Thomas Kwa comments on Thomas Kwa’s Shortform

Thomas Kwa 16 Nov 2023 20:05 UTC
3 points
0
Thomas Kwa
I think the dialogues functionality might be suitable for monologues / journals, so I’m trying it out as a research log. I intend to make ~daily entries. Hopefully this gives people some idea of my research process, and lets them either give me feedback or compare their process to mine.
Currently I have a bunch of disconnected projects:
Characterize planning inside KataGo by retargeting it to output the worst move (with Adria Garriga-Alonso).
Improve circuit discovery by implementing edge-level subnetwork probing on sparse autoencoder features (with Adria and David Udell).
Create a tutorial for using TransformerLens on arbitrary (e.g. non-transformer) models by extending `HookedRootModule`, which could make it easy to use TransformerLens for e.g. ARENA 3.0 projects.
Create proofs for the accuracy of small neural nets in Coq (with Jason Gross and Rajashree Agrawal).
Create demonstrations of catastrophic regressional Goodhart and possibly strengthen theoretical results.
Help Peter Barnett and Jeremy Gillen wrap up some threads from MIRI, including editing an argument that misaligned mesa-optimizers are very likely.
I plan to mostly write about the first three, but might write about any of these if it doesn’t make things too disorganized.
Thomas Kwa
Yesterday (Monday ¹¹⁄₁₃) I did SERI MATS applications, and thought about Goodhart, but most of my time was spent on the KataGo project. I might more about it later, but the idea is to characterize the nature of planning in KataGo.
Early training runs had produced promising results—a remarkably sparse mask lets the network output almost the worst possible move as judged by the value network—but I was a bit suspicious that the hooked network was implementing some trivial behavior, like always moving in the corner. I adapted some visualization code previously used for FAR’s adversarial Go attack paper to see what the policy was doing, and well...
Turns out the network is doing the trivial behavior of moving in either the top left or bottom left corner. I wish I had checked this earlier (it took ~14 days of work to get here), but it doesn’t kill this project—I can just redo the next training run to only allow moves on the 3rd line or above, and hopefully the worst behavior here won’t be so trivial.

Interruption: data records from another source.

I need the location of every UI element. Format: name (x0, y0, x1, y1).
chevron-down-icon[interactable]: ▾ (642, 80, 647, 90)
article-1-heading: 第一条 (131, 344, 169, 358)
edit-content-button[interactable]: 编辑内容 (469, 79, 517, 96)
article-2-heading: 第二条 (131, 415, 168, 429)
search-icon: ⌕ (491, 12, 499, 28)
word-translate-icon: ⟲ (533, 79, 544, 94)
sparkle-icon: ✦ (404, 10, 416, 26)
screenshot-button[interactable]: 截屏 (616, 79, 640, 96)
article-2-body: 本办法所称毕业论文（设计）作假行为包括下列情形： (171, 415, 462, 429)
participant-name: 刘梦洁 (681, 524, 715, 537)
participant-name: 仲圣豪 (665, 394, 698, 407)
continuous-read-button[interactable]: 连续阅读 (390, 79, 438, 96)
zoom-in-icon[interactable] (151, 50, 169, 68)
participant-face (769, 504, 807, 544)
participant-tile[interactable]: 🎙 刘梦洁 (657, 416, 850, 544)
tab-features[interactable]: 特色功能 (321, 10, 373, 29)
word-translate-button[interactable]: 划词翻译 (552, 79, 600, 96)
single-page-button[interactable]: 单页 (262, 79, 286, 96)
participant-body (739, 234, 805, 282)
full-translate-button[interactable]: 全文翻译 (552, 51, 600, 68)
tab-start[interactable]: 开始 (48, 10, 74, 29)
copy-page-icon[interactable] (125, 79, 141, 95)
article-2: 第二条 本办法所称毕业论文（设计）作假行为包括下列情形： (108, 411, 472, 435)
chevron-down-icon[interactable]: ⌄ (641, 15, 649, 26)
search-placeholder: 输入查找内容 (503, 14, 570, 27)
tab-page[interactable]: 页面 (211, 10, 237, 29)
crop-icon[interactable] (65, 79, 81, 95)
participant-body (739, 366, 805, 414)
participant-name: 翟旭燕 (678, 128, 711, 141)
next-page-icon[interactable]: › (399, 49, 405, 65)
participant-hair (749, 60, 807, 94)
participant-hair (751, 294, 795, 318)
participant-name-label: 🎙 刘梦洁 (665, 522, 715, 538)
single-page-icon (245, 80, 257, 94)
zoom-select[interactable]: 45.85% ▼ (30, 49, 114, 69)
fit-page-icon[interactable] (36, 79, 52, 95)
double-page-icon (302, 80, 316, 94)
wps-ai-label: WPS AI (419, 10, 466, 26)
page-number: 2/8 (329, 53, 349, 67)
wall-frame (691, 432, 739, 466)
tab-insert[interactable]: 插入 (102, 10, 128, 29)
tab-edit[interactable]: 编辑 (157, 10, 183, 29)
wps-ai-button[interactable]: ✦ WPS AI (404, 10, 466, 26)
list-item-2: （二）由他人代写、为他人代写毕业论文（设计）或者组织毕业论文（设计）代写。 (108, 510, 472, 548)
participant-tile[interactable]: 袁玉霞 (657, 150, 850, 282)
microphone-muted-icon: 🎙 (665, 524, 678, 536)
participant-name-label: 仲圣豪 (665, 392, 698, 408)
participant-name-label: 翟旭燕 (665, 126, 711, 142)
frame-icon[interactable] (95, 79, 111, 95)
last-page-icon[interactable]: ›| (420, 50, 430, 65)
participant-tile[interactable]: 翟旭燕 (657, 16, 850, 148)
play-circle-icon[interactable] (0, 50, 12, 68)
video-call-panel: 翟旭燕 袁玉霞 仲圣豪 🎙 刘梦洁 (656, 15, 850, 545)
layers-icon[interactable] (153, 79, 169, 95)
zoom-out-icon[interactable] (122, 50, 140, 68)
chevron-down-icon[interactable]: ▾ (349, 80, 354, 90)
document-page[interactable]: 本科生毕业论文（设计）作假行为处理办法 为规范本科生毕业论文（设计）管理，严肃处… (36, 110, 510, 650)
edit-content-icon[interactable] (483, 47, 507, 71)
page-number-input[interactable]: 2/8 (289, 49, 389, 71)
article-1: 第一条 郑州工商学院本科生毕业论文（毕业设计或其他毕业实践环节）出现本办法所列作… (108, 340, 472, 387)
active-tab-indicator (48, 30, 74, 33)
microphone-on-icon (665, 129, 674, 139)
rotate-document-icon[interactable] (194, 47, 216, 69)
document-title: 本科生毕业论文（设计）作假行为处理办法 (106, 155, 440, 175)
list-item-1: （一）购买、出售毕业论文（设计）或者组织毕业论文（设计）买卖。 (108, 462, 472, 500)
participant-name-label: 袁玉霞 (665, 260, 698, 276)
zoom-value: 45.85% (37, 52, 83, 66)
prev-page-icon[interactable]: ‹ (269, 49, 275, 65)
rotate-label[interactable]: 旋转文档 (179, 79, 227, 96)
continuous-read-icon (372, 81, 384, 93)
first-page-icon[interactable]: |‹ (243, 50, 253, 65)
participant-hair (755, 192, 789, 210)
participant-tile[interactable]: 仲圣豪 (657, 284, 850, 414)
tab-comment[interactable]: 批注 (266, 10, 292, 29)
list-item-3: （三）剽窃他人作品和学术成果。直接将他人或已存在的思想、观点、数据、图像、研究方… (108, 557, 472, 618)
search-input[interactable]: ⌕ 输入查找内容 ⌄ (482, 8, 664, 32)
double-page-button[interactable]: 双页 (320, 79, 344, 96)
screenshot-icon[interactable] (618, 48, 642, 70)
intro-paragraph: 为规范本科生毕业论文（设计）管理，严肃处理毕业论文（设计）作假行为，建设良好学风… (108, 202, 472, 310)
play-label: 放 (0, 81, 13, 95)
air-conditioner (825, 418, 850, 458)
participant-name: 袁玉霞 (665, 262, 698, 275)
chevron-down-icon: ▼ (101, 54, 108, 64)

Today I’m going to table this project and start implementing edge-level subnetwork probing—estimate is 2 days for the algorithm and maybe lots more effort to run benchmarks.
Thomas Kwa
Updates from the last two days (11/14 and ¹¹⁄₁₅):
I finished the basic edge-level subnetwork probing code over the last two days. This is exciting because it might outperform ACDC and even attribution patching for circuit discovery. The original ACDC paper included a version of subnetwork probing, but that version was severely handicapped because it operated on the node level (structural pruning) rather than edge level.

Adria is now on vacation, so I’m planning to get as far as I can running experiments before getting stuck somewhere and coming back to this after Thanksgiving.
In the ACDC paper, node-level subnetwork probing (SP) is already competitive with ACDC; can edge-level SP beat ACDC?
I’m starting to think about applications of circuit discovery to unlearning / task erasure. If we take a sparse circuit for some task found by some circuit discovery method, and ablate the circuit, can it remove the model’s ability to do that task better than other methods like task vectors?
Last night ¹¹⁄₁₄, Aryan Bhatt and I thought of a counterexample to one idea Drake had for extending our Goodhart results. This is disappointing because it means beating Goodhart is not as easy as having light-tailed error.
I’m going to spend the next two days on MATS applications and syncing back up with the interp proofs project.